Alzheimer's caregivers face special challenges

Tuesday, November 17, 2015

Susan Dickey, Alzheimer's Association of Greater Cincinnati
Susan Dickey, RN, MSN Director of Clinical Services, Alzheimer's Association of Greater Cincinnati

By Susan Dickey, RN, MSN
Director of Clinical Services
Alzheimer’s Association of Greater Cincinnati

Caregiving is truly difficult work.

And for individuals caring for a loved one with Alzheimer’s disease or a related dementia, the physical and emotional toll can eventually threaten their own health. Numerous studies have shown that Alzheimer’s caregivers are more prone to higher levels of stress as well as fatigue, depression, alcoholism and chronic illness.

Today, approximately 5.3 million Americans are affected by Alzheimer’s disease, a figure that is expected to triple by the middle of the century. In Ohio alone, there are an estimated 230,000 individuals affected by Alzheimer’s or a related dementia. Alzheimer’s disease is now the sixth-leading cause of death in the United States and the only one of the disease-related in the top 10 without an effective treatment or cure.

Since nearly 70 percent of individuals with Alzheimer’s still live at home, the majority of their care comes from family members, friends and neighbors.

Last year, more than 15 million family caregivers provided an estimated 17.9 billion hours of unpaidcare to individuals with Alzheimer’s disease or a related dementia, a contribution to the nation valued at $218 billion. About two-thirds of caregivers of people with Alzheimer’s and other dementias are women and it is estimated that 250,000 children and young adults (ages 10-18) regularly provide help to someone with dementia.

A 2013 survey indicated that 59 percent of family caregivers of people with dementia rated their emotional stress as “ high” or “very high.” Furthermore, 40 percent of such caregivers reported symptoms of depression, compared to 17 percent of non-caregivers. Due to the physical and emotional toll of caregiving, dementia caregivers had $9.7 billion in additional health care costs of their own in 2014.

There is little question that these caregivers need our help.

The Alzheimer’s Association offers a variety of programs and services for persons with the disease and their caregivers. Our clinical team answers Helpline calls, provides community education to caregivers and works closely with our 23 family caregiver support groups.

Many families benefit from our Family Care Consultation program where a social worker or nurse meets with caregivers and together they develop an individualized plan of care.

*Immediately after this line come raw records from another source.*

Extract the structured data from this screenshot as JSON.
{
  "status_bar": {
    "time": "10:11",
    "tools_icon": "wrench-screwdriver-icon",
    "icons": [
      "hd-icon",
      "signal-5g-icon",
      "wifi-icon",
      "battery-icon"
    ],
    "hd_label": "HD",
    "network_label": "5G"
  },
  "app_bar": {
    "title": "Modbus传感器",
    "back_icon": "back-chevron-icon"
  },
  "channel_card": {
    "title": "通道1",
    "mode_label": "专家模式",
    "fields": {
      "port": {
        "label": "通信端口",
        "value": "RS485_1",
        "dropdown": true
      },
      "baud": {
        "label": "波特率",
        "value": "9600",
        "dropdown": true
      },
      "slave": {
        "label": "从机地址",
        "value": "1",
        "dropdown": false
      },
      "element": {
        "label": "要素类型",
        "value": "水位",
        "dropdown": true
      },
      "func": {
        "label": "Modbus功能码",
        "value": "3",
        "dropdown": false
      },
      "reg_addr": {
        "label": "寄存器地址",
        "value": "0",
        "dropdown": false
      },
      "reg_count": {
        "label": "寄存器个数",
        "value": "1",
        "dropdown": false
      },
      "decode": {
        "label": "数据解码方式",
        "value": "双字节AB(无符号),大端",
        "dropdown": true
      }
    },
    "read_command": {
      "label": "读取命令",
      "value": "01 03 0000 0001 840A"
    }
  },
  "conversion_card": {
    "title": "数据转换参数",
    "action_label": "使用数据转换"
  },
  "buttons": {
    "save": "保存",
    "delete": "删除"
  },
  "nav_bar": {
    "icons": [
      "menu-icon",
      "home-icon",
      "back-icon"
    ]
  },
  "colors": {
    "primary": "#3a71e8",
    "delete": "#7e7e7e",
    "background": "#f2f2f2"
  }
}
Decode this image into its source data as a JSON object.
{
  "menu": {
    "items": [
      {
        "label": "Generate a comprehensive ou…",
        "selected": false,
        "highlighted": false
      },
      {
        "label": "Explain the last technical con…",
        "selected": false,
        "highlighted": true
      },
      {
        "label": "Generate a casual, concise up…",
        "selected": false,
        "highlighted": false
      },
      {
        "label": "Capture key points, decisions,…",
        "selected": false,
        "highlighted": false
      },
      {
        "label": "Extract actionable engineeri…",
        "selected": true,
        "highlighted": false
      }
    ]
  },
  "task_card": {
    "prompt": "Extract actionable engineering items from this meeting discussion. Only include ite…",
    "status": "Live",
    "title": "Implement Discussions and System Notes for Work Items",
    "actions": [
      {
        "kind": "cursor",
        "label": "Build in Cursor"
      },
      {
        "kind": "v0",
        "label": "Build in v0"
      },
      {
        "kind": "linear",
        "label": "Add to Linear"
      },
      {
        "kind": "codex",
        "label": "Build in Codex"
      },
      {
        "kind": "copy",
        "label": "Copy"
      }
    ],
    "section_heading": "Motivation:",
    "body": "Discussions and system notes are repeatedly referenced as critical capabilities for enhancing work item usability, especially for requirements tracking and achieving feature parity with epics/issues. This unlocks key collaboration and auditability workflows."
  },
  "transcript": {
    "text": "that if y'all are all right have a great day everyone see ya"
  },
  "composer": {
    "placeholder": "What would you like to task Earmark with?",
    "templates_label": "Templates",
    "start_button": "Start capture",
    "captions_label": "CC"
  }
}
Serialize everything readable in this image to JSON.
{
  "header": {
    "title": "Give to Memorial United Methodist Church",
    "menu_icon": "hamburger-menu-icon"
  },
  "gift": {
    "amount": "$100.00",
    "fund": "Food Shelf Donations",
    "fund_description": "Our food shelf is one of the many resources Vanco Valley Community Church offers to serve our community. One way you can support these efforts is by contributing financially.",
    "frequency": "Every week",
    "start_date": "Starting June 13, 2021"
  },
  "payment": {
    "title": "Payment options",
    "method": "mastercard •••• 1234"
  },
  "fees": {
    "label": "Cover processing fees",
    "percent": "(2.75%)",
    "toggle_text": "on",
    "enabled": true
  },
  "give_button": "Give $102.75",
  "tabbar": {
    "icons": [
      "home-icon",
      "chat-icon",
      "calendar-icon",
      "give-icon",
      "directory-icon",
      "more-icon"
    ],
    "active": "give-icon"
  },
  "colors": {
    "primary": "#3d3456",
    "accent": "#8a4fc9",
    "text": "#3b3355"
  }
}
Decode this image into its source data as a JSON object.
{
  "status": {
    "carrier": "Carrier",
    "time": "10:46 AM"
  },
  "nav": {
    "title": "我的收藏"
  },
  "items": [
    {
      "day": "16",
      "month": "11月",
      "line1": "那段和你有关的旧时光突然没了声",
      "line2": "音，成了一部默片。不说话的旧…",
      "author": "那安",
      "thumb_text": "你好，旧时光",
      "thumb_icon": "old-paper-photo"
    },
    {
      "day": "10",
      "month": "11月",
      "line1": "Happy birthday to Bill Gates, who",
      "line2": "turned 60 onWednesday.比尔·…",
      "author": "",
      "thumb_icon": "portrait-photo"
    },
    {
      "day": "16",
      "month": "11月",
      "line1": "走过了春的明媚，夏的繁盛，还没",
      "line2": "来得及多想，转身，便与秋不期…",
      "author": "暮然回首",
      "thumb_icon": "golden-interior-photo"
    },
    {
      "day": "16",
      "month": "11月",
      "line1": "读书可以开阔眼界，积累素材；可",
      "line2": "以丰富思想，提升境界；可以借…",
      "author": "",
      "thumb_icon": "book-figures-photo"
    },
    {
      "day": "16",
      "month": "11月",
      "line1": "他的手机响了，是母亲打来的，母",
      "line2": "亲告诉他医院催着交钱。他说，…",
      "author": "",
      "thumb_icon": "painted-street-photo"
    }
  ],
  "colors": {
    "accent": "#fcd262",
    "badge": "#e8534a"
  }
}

We are pleased to be able to offer all our programs free of charge.

When President Ronald Reagan first proclaimed National Alzheimer’s Disease Month in November of 1983, the Alzheimer’s Association was just three years old. At the time, there were no treatments for those affected by the disease and caregivers had few, if any, sources of support and information. Much has changed over the past 30 years, with significant advances in research and supportive services. Still, we are far from a cure and our current health care system cannot adequately deal with the impending epidemic.

It is encouraging to note that in addition to placing greater focus on Alzheimer’s research, federal officials through the National Alzheimer’s Plan are currently working on initiatives that will provide a higher level of community support for caregivers.

There is little doubt that such help is needed.